Os poemas contidos no livro foram criados no final da década de 50 e no início da década de 60.
Diário
A inserção de Portinari na literatura, porém, não significou o abandono das artes plásticas.
No caso do pintor de Brodósqui, as duas artes se comunicavam e se completavam.
"A poesia de Portinari era uma espécie de expressão verbal da obra plástica", diz João Candido.
Em um trecho do livro ele diz: "Quanta coisa eu contaria se eu soubesse da língua o que sei das cores".
Em outro trecho ele recorre a um tema frequente em suas telas, o caminho dos imigrantes: "Saí da água do mar e nasci no cafezal da terra roxa".
O método de trabalho é uma prova da convivência harmoniosa que as duas linguagens encontravam em Portinari.
Ele pintava quando amanhecia até não ter mais luz natural. Antônio Callado dizia que ele fazia com a pintura o que os pais dele faziam com a lavoura de café.
"Ele era um homem para quem o pincel era uma enxada com a qual ele lavrava sua plantação de quadros de sol a sol", dizia Callado.
No fim da vida, quando acabava o dia, ele se dedicava à poesia. Aquilo correspondia a uma necessidade interna de resgatar a infância em Brodósqui e também marca uma grande melancolia na vida do pintor, a partir dos anos 50.
"Há um momento em que a pintura de Portinari fica mais clara. É justamente quando ele começa a fazer poesia.
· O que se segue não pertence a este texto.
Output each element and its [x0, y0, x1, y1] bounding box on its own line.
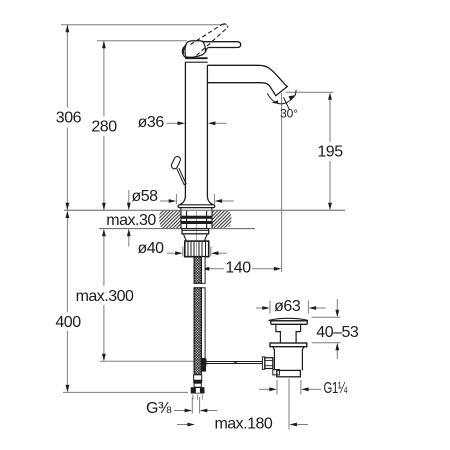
extension line hose-end (400 bottom): [63, 391, 188, 393]
svg-text:max.300: max.300: [76, 288, 134, 305]
hose end nut G3/8: [191, 387, 205, 393]
lever base blob: [182, 41, 205, 58]
dim 140: [207, 268, 225, 270]
drain cup: [273, 347, 304, 371]
svg-text:140: 140: [225, 260, 251, 277]
pipe continuation ticks: [193, 395, 202, 400]
dim 400 line: [66, 218, 68, 385]
counter hatch right: [212, 211, 231, 228]
dim max.180: [177, 424, 189, 426]
through-counter shank: [181, 211, 212, 228]
svg-text:195: 195: [317, 144, 343, 161]
counter top line: [64, 209, 345, 211]
dim 280 line: [103, 41, 105, 211]
extension line top (max height, dashed-lever tip level): [61, 24, 227, 26]
pull rod: [177, 168, 186, 185]
svg-text:ø36: ø36: [138, 114, 165, 131]
svg-text:30°: 30°: [280, 106, 298, 120]
svg-text:G1¼: G1¼: [324, 380, 348, 397]
supply hose upper segment: [194, 257, 201, 284]
counter bottom line: [99, 228, 255, 230]
drain neck and tube: [276, 324, 301, 343]
spout: [207, 65, 287, 95]
cap ring lines: [185, 57, 207, 59]
shank center line: [195, 211, 197, 257]
drain flange: [271, 321, 308, 325]
base plate: [178, 205, 215, 208]
dim 40-53: [312, 316, 341, 318]
shank gasket bands: [181, 216, 212, 219]
svg-text:max.180: max.180: [214, 415, 272, 432]
drain center vline: [288, 379, 290, 430]
pull-rod tube upper segment: [202, 257, 206, 284]
pull-rod tube lower segment: [202, 288, 206, 359]
dim G1 1/4: [276, 380, 278, 395]
drain bottom rim: [277, 370, 301, 376]
pop-up plug cap: [269, 318, 308, 320]
extension line rod level (max.300 bottom): [100, 360, 194, 362]
svg-text:280: 280: [91, 118, 117, 135]
svg-text:ø58: ø58: [131, 188, 158, 205]
svg-text:max.30: max.30: [106, 212, 156, 229]
svg-text:306: 306: [56, 110, 82, 127]
dim max.30 arrows: [128, 190, 130, 204]
30 degree annotation: [267, 90, 296, 104]
svg-text:400: 400: [55, 314, 81, 331]
horizontal pop-up rod: [207, 362, 263, 364]
under-counter flange: [182, 229, 209, 234]
base plinth: [180, 208, 182, 211]
dim G3/8: [191, 397, 193, 414]
taper to nut: [183, 234, 207, 241]
counter hatch left: [159, 211, 181, 228]
lever handle bar: [203, 42, 241, 52]
supply hose lower segment: [194, 288, 201, 375]
rod coupling blocks: [201, 359, 207, 366]
dashed raised lever: [191, 24, 228, 56]
svg-text:G⅜: G⅜: [146, 400, 172, 417]
dim 195 line: [329, 100, 331, 204]
svg-text:ø40: ø40: [137, 240, 164, 257]
dim 306 line: [66, 25, 68, 211]
mounting nut: [185, 241, 209, 257]
svg-text:40–53: 40–53: [316, 324, 359, 341]
extension line spout-outlet level: [286, 91, 334, 93]
rod clevis at drain: [262, 357, 264, 369]
faucet body column: [179, 62, 213, 205]
spout outlet reference vline: [281, 93, 283, 272]
dim max.300 line: [103, 236, 105, 354]
hose end fitting: [194, 375, 202, 380]
svg-text:ø63: ø63: [274, 298, 301, 315]
pull rod knob: [170, 155, 181, 169]
drain collar: [270, 343, 307, 347]
extension line lever-top level: [97, 40, 187, 42]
Ele trabalha praticamente com rosas, azuis e amarelos, três cores primárias, e começa a fazer uma divisão de espaço diferente, tornando suas telas mais claras e iluminadas", diz Cristina Penna, curadora da exposição do Masp.
Essa fase teria sido influenciada pelo pintor francês Jacques Vignon, irmão do poeta Francois Vignon.
Outro motivo que teria "empurrado" Portinari para a literatura é o desprezo da crítica e da opinião pública, no final dos anos 50, pelos figurativos, em razão da chegada da arte abstrata.